Jan. 6 committee subpoenas Kevin McCarthy, other GOP members for testimony
Reps. Jim Jordan and Mo Brooks are among the others subpoenaed.
The House select committee investigating the Jan. 6 attack subpoenaed House Minority Leader Kevin McCarthy and four other Republican members of Congress on Thursday for testimony about events surrounding the Capitol riot and efforts to overturn the 2020 election.
McCarthy and the other members -- Reps. Jim Jordan of Ohio, Andy Biggs of Arizona, Mo Brooks of Alabama and Scott Perry of Pennsylvania -- had rejected the committee's voluntary requests for cooperation in recent months.
"Before we hold our hearings next month, we wished to provide members the opportunity to discuss these matters with the committee voluntarily," Committee Chair Bennie Thompson (D-Miss.) said in a statement regarding the subpoenas. "Regrettably, the individuals receiving subpoenas today have refused and we're forced to take this step to help ensure the committee uncovers facts concerning January 6th.

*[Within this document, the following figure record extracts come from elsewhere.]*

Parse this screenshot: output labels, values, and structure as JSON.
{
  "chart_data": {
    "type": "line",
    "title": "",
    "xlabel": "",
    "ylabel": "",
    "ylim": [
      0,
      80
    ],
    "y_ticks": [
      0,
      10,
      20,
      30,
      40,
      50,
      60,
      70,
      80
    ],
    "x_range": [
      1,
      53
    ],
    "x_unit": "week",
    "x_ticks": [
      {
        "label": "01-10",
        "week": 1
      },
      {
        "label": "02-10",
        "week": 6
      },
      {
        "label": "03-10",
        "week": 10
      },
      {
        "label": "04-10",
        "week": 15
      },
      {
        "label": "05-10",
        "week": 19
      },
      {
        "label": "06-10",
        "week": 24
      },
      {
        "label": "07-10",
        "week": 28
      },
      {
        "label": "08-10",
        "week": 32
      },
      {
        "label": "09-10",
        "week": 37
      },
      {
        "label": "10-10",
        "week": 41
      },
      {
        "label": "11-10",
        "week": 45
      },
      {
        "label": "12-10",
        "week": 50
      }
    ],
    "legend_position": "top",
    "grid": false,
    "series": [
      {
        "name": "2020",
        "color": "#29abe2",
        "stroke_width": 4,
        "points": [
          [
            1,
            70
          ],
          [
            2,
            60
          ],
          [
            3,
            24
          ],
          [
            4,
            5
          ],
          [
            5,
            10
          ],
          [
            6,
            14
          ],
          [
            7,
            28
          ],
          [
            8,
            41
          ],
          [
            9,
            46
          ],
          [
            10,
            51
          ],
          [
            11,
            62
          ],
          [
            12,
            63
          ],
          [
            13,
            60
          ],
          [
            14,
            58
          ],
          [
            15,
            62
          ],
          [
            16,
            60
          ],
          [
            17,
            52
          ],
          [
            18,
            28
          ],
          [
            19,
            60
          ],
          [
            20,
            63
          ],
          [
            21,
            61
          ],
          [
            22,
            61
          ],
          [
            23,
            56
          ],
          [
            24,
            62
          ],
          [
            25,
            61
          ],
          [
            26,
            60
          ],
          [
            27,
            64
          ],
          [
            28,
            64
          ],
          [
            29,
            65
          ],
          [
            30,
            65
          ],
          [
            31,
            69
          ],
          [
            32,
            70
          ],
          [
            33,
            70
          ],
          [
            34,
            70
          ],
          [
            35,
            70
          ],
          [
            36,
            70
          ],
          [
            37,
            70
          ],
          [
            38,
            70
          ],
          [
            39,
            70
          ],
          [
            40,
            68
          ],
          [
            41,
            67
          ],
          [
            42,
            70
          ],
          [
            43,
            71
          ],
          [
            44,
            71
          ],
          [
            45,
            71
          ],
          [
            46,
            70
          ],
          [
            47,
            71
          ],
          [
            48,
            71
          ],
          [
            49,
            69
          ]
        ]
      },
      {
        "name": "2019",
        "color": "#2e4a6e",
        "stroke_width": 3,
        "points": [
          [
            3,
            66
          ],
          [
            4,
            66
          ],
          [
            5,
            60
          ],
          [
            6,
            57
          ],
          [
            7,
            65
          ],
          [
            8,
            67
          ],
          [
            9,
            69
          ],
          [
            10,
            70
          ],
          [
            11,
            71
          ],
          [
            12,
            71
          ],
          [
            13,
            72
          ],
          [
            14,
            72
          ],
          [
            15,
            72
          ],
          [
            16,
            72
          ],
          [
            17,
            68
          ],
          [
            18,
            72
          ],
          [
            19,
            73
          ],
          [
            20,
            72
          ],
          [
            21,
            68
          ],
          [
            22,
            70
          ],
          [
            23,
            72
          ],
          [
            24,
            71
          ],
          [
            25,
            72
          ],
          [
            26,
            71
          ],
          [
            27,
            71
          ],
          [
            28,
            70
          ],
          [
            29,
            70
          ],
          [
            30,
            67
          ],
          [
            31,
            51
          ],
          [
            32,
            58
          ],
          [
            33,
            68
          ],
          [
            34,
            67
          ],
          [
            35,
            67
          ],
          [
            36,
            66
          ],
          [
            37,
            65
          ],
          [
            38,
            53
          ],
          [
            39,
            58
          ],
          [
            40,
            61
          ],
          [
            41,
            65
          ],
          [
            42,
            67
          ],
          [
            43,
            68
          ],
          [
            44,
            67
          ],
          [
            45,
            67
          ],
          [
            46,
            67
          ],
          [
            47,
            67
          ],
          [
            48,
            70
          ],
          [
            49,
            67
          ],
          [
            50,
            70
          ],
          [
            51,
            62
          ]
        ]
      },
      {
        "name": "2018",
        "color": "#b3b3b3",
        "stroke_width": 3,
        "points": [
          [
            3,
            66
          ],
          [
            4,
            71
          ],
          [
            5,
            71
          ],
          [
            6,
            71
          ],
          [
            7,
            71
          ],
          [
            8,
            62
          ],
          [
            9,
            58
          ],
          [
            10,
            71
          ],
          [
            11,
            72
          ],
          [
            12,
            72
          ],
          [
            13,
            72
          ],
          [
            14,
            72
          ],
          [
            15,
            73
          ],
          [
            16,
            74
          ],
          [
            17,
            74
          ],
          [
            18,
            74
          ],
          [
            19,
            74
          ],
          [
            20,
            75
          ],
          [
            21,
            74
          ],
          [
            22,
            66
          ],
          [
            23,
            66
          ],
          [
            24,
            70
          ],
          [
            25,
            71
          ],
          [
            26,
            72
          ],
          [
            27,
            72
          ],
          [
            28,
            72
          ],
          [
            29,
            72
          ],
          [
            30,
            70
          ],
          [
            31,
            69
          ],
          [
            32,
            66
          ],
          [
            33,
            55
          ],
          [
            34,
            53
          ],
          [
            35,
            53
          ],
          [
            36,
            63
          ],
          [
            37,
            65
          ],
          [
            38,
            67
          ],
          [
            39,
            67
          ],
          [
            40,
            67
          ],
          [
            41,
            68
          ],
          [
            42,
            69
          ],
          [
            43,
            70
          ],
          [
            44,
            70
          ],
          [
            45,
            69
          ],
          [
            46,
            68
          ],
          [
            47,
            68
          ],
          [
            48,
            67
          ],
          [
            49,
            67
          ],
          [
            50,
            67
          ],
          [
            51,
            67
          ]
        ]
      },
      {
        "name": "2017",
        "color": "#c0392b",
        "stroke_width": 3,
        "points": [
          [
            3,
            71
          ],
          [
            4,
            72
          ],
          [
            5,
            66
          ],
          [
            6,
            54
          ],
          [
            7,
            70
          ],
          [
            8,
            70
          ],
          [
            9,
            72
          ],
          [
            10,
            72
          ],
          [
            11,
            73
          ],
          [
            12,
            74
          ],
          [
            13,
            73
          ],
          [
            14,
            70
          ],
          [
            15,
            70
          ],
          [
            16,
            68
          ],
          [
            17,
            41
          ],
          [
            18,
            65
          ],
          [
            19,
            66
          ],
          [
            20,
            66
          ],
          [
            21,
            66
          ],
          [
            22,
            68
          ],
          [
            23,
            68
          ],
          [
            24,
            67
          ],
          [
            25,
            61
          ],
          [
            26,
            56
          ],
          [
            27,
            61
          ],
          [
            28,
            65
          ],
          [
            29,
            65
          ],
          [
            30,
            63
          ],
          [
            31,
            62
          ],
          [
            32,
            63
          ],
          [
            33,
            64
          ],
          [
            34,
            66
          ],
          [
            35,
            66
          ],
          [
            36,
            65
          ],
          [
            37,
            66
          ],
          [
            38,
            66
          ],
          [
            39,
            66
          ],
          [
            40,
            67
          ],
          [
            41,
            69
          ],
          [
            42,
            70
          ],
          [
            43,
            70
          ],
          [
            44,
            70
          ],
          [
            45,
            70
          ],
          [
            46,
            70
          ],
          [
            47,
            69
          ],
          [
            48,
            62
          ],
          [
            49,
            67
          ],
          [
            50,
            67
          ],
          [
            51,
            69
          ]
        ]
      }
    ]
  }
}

We urge our colleagues to comply with the law, do their patriotic duty, and cooperate with our investigation as hundreds of other witnesses have done."
In Thompson's letter informing McCarthy of the subpoena, which the committee chair released to the media, Thompson said, in part, "The Select Committee has tremendous respect respect for the prerogatives of Congress and the privacy of its members. At the same time, we have a solemn responsibility to investigate fully the fact and circumstances of the violent attack on the United States Capitol and issues relating to the peaceful transfer of power."
The subpoenas mark a dramatic escalation in the committee's tactics and follow weeks of internal debate over whether to try to force Republicans to testify behind closed doors about their conversations with former President Donald Trump and involvement in various parts of the effort to overturn the election and contest the certification of the results.
The Republican members are unlikely to comply with the requests, which could prompt a legal -- and, at minimum, political -- battle with McCarthy and other lawmakers who are expected to be in the majority next year and in position to seek retribution.
The committee is expected to begin a series of public hearings on their investigation next month, ahead of issuing a final report on their inquiry in the fall. The report will be the product of nearly 1,000 interviews, and tens of thousands of pages of records obtained by investigators.